Kahwi Leonard tuvo dos tiros libres para sentenciar la final a 20 segundos, con 92 a 94 en el marcador. Falló uno. Con 92 a 95 Lebron James erró otro triple, pero el rebote ofensivo de Chris Bosh permitió a Ray Allen forzar la prórroga con un triple increible. Porque Parker falló con el tiempo agotándose. Tras una prórroga igualada se acabaron imponiendo los locales con un tapón monumental de Chris Bosh a Daniel Green.

 ¿Debería haber estado Duncan en pista para asegurar esos dos rebotes? Popovich quería que sus jugadores pudieran hacer cambios sin problemas en los bloqueos para evitar tiros librados. Por eso puso a Diaw, un jugador con más movilidad. Renunciando a asegurar su rebote. Prefería poner más énfasis en impedir que sus rivales anotaran el triple. En ese caso, ¿Por qué no ordenó hacer falta y conceder 2 tiros libres para evitar el lanzamiento de tres puntos? Preguntado por ello en rueda de prensa, dijo “nosotros no lo hacemos”. Pues tal vez de haberlo hecho, ahora tendría 5 anillos de campeón de la NBA.
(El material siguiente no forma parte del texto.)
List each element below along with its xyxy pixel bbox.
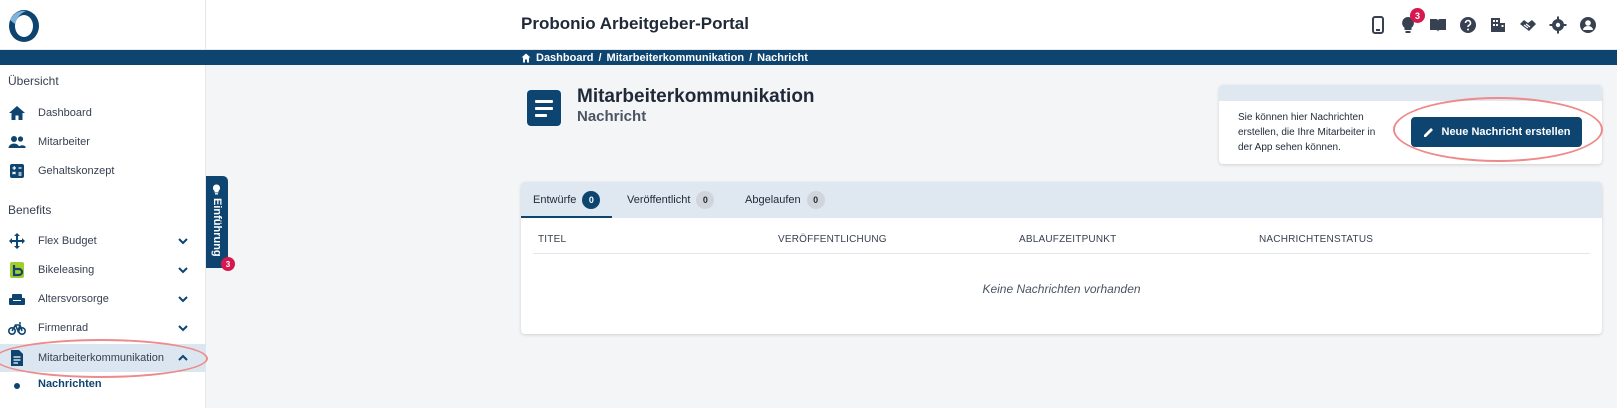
tab-label: Entwürfe xyxy=(533,194,577,206)
sidebar-subitem-nachrichten[interactable]: Nachrichten xyxy=(0,376,206,394)
breadcrumb-separator: / xyxy=(598,51,602,64)
info-card-text: Sie können hier Nachrichten erstellen, d… xyxy=(1238,112,1376,153)
home-icon xyxy=(8,104,26,122)
column-header-nachrichtenstatus[interactable]: NACHRICHTENSTATUS xyxy=(1259,234,1373,245)
intro-tab-badge: 3 xyxy=(221,257,235,271)
sidebar-section-title: Benefits xyxy=(8,203,52,217)
breadcrumb-bar: Dashboard / Mitarbeiterkommunikation / N… xyxy=(0,50,1617,65)
sidebar-section-title: Übersicht xyxy=(8,74,59,88)
settings-icon[interactable] xyxy=(1549,16,1567,34)
top-header: Probonio Arbeitgeber-Portal 3 xyxy=(0,0,1617,50)
sidebar-item-firmenrad[interactable]: Firmenrad xyxy=(0,314,206,342)
breadcrumb-item-dashboard[interactable]: Dashboard xyxy=(536,52,593,64)
tab-count-badge: 0 xyxy=(582,191,601,209)
sidebar-item-label: Mitarbeiter xyxy=(38,136,90,148)
page-subtitle: Nachricht xyxy=(577,108,647,125)
handshake-icon[interactable] xyxy=(1519,16,1537,34)
sidebar-item-altersvorsorge[interactable]: Altersvorsorge xyxy=(0,285,206,313)
document-icon xyxy=(527,90,561,126)
column-header-veroeffentlichung[interactable]: VERÖFFENTLICHUNG xyxy=(778,234,887,245)
sidebar-item-label: Dashboard xyxy=(38,107,92,119)
page-title: Mitarbeiterkommunikation xyxy=(577,86,815,107)
people-icon xyxy=(8,133,26,151)
sidebar-item-dashboard[interactable]: Dashboard xyxy=(0,99,206,127)
column-header-titel[interactable]: TITEL xyxy=(538,234,566,245)
chevron-down-icon[interactable] xyxy=(176,263,190,277)
chevron-down-icon[interactable] xyxy=(176,292,190,306)
home-icon[interactable] xyxy=(521,53,531,63)
sidebar-item-mitarbeiter[interactable]: Mitarbeiter xyxy=(0,128,206,156)
bikeleasing-icon xyxy=(8,261,26,279)
sidebar-item-mitarbeiterkommunikation[interactable]: Mitarbeiterkommunikation xyxy=(0,344,206,372)
breadcrumb: Dashboard / Mitarbeiterkommunikation / N… xyxy=(521,50,808,65)
tab-bar: Entwürfe 0 Veröffentlicht 0 Abgelaufen 0 xyxy=(521,182,1602,218)
bicycle-icon xyxy=(8,319,26,337)
bullet-icon xyxy=(14,383,20,389)
calculator-icon xyxy=(8,162,26,180)
chevron-down-icon[interactable] xyxy=(176,234,190,248)
pencil-icon xyxy=(1423,128,1433,137)
sofa-icon xyxy=(8,290,26,308)
sidebar-item-gehaltskonzept[interactable]: Gehaltskonzept xyxy=(0,157,206,185)
help-icon[interactable] xyxy=(1459,16,1477,34)
sidebar: Übersicht Dashboard Mitarbeiter Gehaltsk… xyxy=(0,65,206,408)
sidebar-item-label: Flex Budget xyxy=(38,235,97,247)
chevron-down-icon[interactable] xyxy=(176,321,190,335)
sidebar-item-label: Altersvorsorge xyxy=(38,293,109,305)
breadcrumb-separator: / xyxy=(749,51,753,64)
tab-veroeffentlicht[interactable]: Veröffentlicht 0 xyxy=(627,182,715,218)
tab-count-badge: 0 xyxy=(696,191,715,209)
app-title: Probonio Arbeitgeber-Portal xyxy=(521,14,749,33)
lightbulb-icon xyxy=(211,182,222,195)
phone-icon[interactable] xyxy=(1369,16,1387,34)
sidebar-item-bikeleasing[interactable]: Bikeleasing xyxy=(0,256,206,284)
header-toolbar: 3 xyxy=(1369,8,1597,38)
account-icon[interactable] xyxy=(1579,16,1597,34)
sidebar-subitem-label: Nachrichten xyxy=(38,378,102,390)
arrows-icon xyxy=(8,232,26,250)
chevron-up-icon[interactable] xyxy=(176,351,190,365)
new-message-button[interactable]: Neue Nachricht erstellen xyxy=(1411,117,1582,147)
sidebar-item-label: Gehaltskonzept xyxy=(38,165,115,177)
tab-entwuerfe[interactable]: Entwürfe 0 xyxy=(521,182,613,218)
tab-abgelaufen[interactable]: Abgelaufen 0 xyxy=(745,182,825,218)
sidebar-item-flex-budget[interactable]: Flex Budget xyxy=(0,227,206,255)
messages-card: Entwürfe 0 Veröffentlicht 0 Abgelaufen 0… xyxy=(521,182,1602,334)
tab-label: Abgelaufen xyxy=(745,194,801,206)
lightbulb-icon[interactable]: 3 xyxy=(1399,8,1425,34)
table-header-divider xyxy=(533,253,1590,254)
tab-label: Veröffentlicht xyxy=(627,194,691,206)
sidebar-item-label: Mitarbeiterkommunikation xyxy=(38,352,164,364)
breadcrumb-item-mitarbeiterkommunikation[interactable]: Mitarbeiterkommunikation xyxy=(607,52,745,64)
info-card-header xyxy=(1219,85,1602,101)
building-icon[interactable] xyxy=(1489,16,1507,34)
document-icon xyxy=(8,349,26,367)
sidebar-item-label: Firmenrad xyxy=(38,322,89,334)
empty-state-message: Keine Nachrichten vorhanden xyxy=(982,282,1141,296)
book-icon[interactable] xyxy=(1429,16,1447,34)
column-header-ablaufzeitpunkt[interactable]: ABLAUFZEITPUNKT xyxy=(1019,234,1116,245)
notification-badge: 3 xyxy=(1410,8,1425,23)
probonio-logo[interactable] xyxy=(6,8,42,44)
logo-area[interactable] xyxy=(0,0,206,50)
new-message-button-label: Neue Nachricht erstellen xyxy=(1441,126,1571,138)
sidebar-item-label: Bikeleasing xyxy=(38,264,95,276)
tab-count-badge: 0 xyxy=(806,191,825,209)
intro-tab[interactable]: Einführung 3 xyxy=(206,176,235,271)
breadcrumb-item-nachricht: Nachricht xyxy=(757,51,808,64)
intro-tab-label: Einführung xyxy=(211,198,223,257)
Los Heat incluso podrían haber ganado el partido antes de la prórroga. Mientras los árbitros comprobaban en video que el lanzamiento de Ray Allen era de tres puntos, Tim Duncan volvió a entrar en pista para jugar la última posesión. Él sirve la pelota desde la línea de fondo para Tony Parker. Según el reglamento NBA, no se pueden hacer cambios mientras los colegiados miran el video. Si el entrenador de los Spurs quería hacer el cambio debería haber detenido el partido con un tiempo muerto, pero no le quedaban más. Esta infracción se castiga con técnica. Es decir, tiro libre y posesión para Miami.

Si los Spurs de San Antonio se hubieran impuesto en la prórroga, los Heat podrían haber impugnado el resultado. Una enorme confusión, con un campeón celebrándolo sobre la cancha y un grupo de ejecutivos superados por la situación intentando solucionar un lío de dimensiones mayúsculas. Por suerte para la NBA, Bosh le clavó el tapón a Green en la última posesión de la prórroga.